If the presentation starts but just sits on the first slide, two settings are likely wrong. First, in the “Publish to web” dialog, you must have an option selected under “Auto-advance slides.” It cannot be set to “Manual.” Choose “Every 5 seconds” or “Use custom timings.”

how to loop a google slide

Second, double-check that you actually set timings on your slides using the Auto-play feature in Presenter view. If all slides have a “0s” duration, they won’t advance.

The Loop Link Shows Editing Controls

If your published link shows the slide editor or suggests “Suggesting” mode, the access permissions on the underlying Google Slides file are too restrictive. The published web version needs to be publicly viewable. Go to the main Share settings of the Slides file itself and ensure “Anyone with the link” has at least “Viewer” access. The publish link inherits these permissions.

Need to Loop Within a Specific Slide Range?

Google Slides’ native publish feature loops the entire presentation. To loop only a section (e.g., slides 5-10), you need a workaround. Create a new presentation and copy only those slides into it. Then, publish that new, shorter presentation to the web with the loop settings. It’s an extra step, but it creates a clean, focused loop.

Alternative Methods and Advanced Control

While publishing to the web is the official method, other workflows can achieve a loop, especially in live meeting scenarios.

If you are presenting live in Google Meet or Zoom and want your slides to auto-advance and loop in your shared window, you cannot use the published link easily. Instead, start the presentation from the editor in full-screen mode. Then, use a simple browser extension or a macro tool like AutoHotkey to simulate a right-arrow key press at your defined intervals. This makes your local presentation window behave like a loop.

For a more professional, offline kiosk solution, consider exporting your Google Slides. Use File > Download > Microsoft PowerPoint (.pptx). Open the file in PowerPoint, which has a more robust “Set Up Slide Show” menu. There, you can easily select “Browsed at a kiosk (full screen)” and “Loop continuously until ‘Esc’.” This creates a standalone file that doesn’t require a browser or internet connection, which is vital for stable trade show displays.

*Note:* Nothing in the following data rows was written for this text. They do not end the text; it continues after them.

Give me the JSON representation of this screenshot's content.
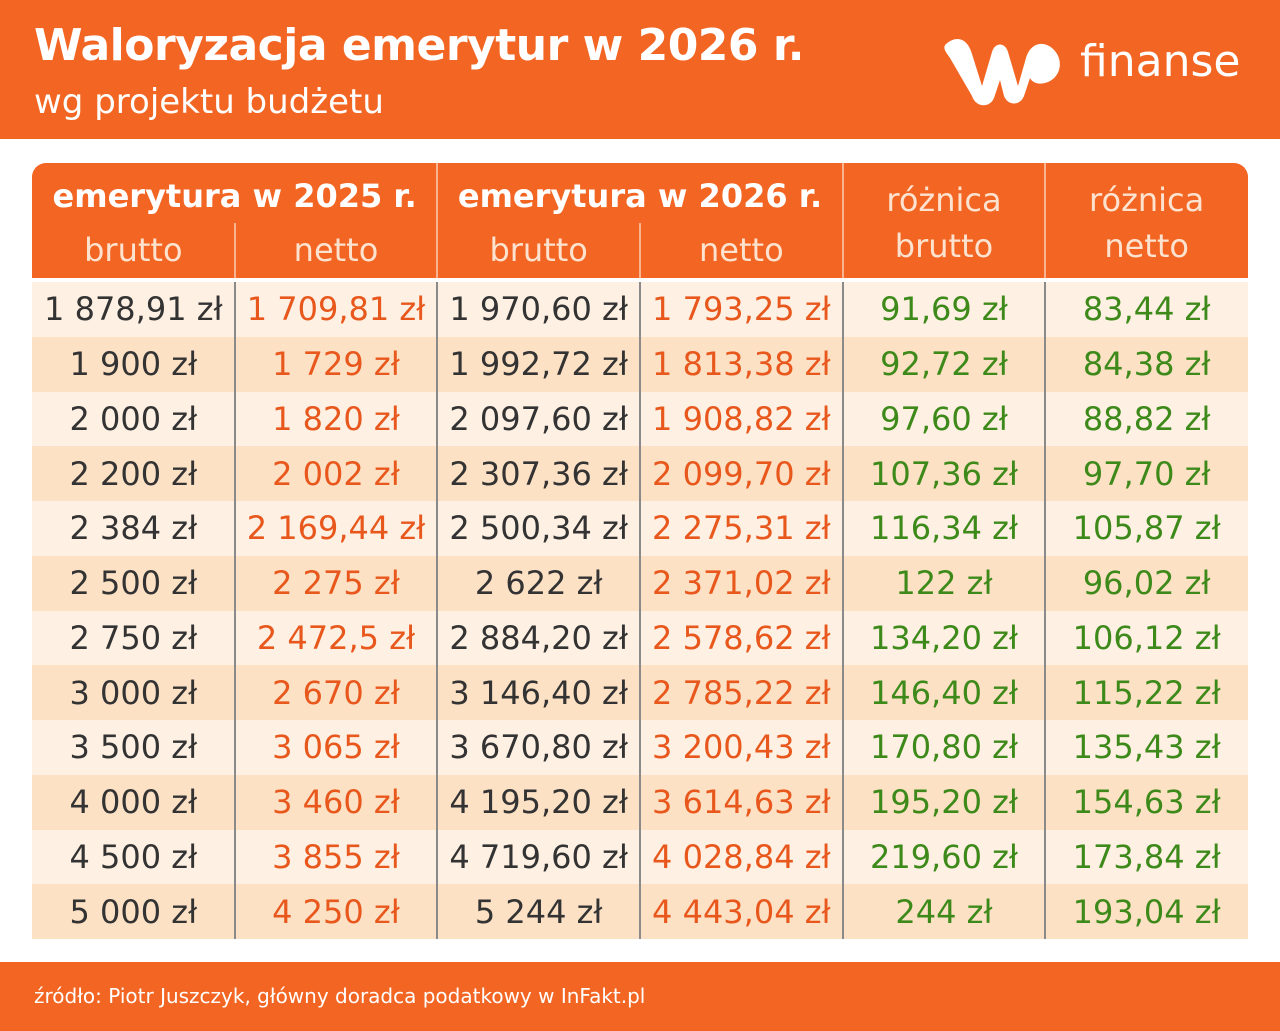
{
  "header": {
    "title": "Waloryzacja emerytur w 2026 r.",
    "subtitle": "wg projektu budżetu",
    "brand": "finanse"
  },
  "table": {
    "groups": [
      "emerytura w 2025 r.",
      "emerytura w 2026 r."
    ],
    "subheaders": [
      "brutto",
      "netto",
      "brutto",
      "netto"
    ],
    "diff_headers": [
      [
        "różnica",
        "brutto"
      ],
      [
        "różnica",
        "netto"
      ]
    ],
    "rows": [
      [
        "1 878,91 zł",
        "1 709,81 zł",
        "1 970,60 zł",
        "1 793,25 zł",
        "91,69 zł",
        "83,44 zł"
      ],
      [
        "1 900 zł",
        "1 729 zł",
        "1 992,72 zł",
        "1 813,38 zł",
        "92,72 zł",
        "84,38 zł"
      ],
      [
        "2 000 zł",
        "1 820 zł",
        "2 097,60 zł",
        "1 908,82 zł",
        "97,60 zł",
        "88,82 zł"
      ],
      [
        "2 200 zł",
        "2 002 zł",
        "2 307,36 zł",
        "2 099,70 zł",
        "107,36 zł",
        "97,70 zł"
      ],
      [
        "2 384 zł",
        "2 169,44 zł",
        "2 500,34 zł",
        "2 275,31 zł",
        "116,34 zł",
        "105,87 zł"
      ],
      [
        "2 500 zł",
        "2 275 zł",
        "2 622 zł",
        "2 371,02 zł",
        "122 zł",
        "96,02 zł"
      ],
      [
        "2 750 zł",
        "2 472,5 zł",
        "2 884,20 zł",
        "2 578,62 zł",
        "134,20 zł",
        "106,12 zł"
      ],
      [
        "3 000 zł",
        "2 670 zł",
        "3 146,40 zł",
        "2 785,22 zł",
        "146,40 zł",
        "115,22 zł"
      ],
      [
        "3 500 zł",
        "3 065 zł",
        "3 670,80 zł",
        "3 200,43 zł",
        "170,80 zł",
        "135,43 zł"
      ],
      [
        "4 000 zł",
        "3 460 zł",
        "4 195,20 zł",
        "3 614,63 zł",
        "195,20 zł",
        "154,63 zł"
      ],
      [
        "4 500 zł",
        "3 855 zł",
        "4 719,60 zł",
        "4 028,84 zł",
        "219,60 zł",
        "173,84 zł"
      ],
      [
        "5 000 zł",
        "4 250 zł",
        "5 244 zł",
        "4 443,04 zł",
        "244 zł",
        "193,04 zł"
      ]
    ]
  },
  "source": "źródło: Piotr Juszczyk, główny doradca podatkowy w InFakt.pl"
}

Your Action Plan for a Flawless Loop

To implement a looping Google Slides presentation successfully, follow this sequence. First, craft your slides with the end viewer in mind—keep text concise and visuals strong for short viewing times. Second, enter Presenter view and use the Auto-play tool to assign logical durations to each slide. Third, and most importantly, go to File > Share > Publish to web. Configure the settings: enable auto-advance, check the restart box, and start on load. Publish and copy the link.

Test the link thoroughly in a private window. Verify the auto-advance, the loop back to slide one, and the full-screen experience. Once confirmed, this link is your final product. Deploy it on your target device, enter full-screen browser mode, and your presentation will run continuously, serving its purpose without any further effort.

The ability to loop transforms Google Slides from a live presentation tool into a dynamic digital signage system. Whether for information, advertising, or celebration, mastering this feature unlocks a new level of utility from a familiar application. Set your timings, publish correctly, and let your slides run on their own perfect, endless cycle.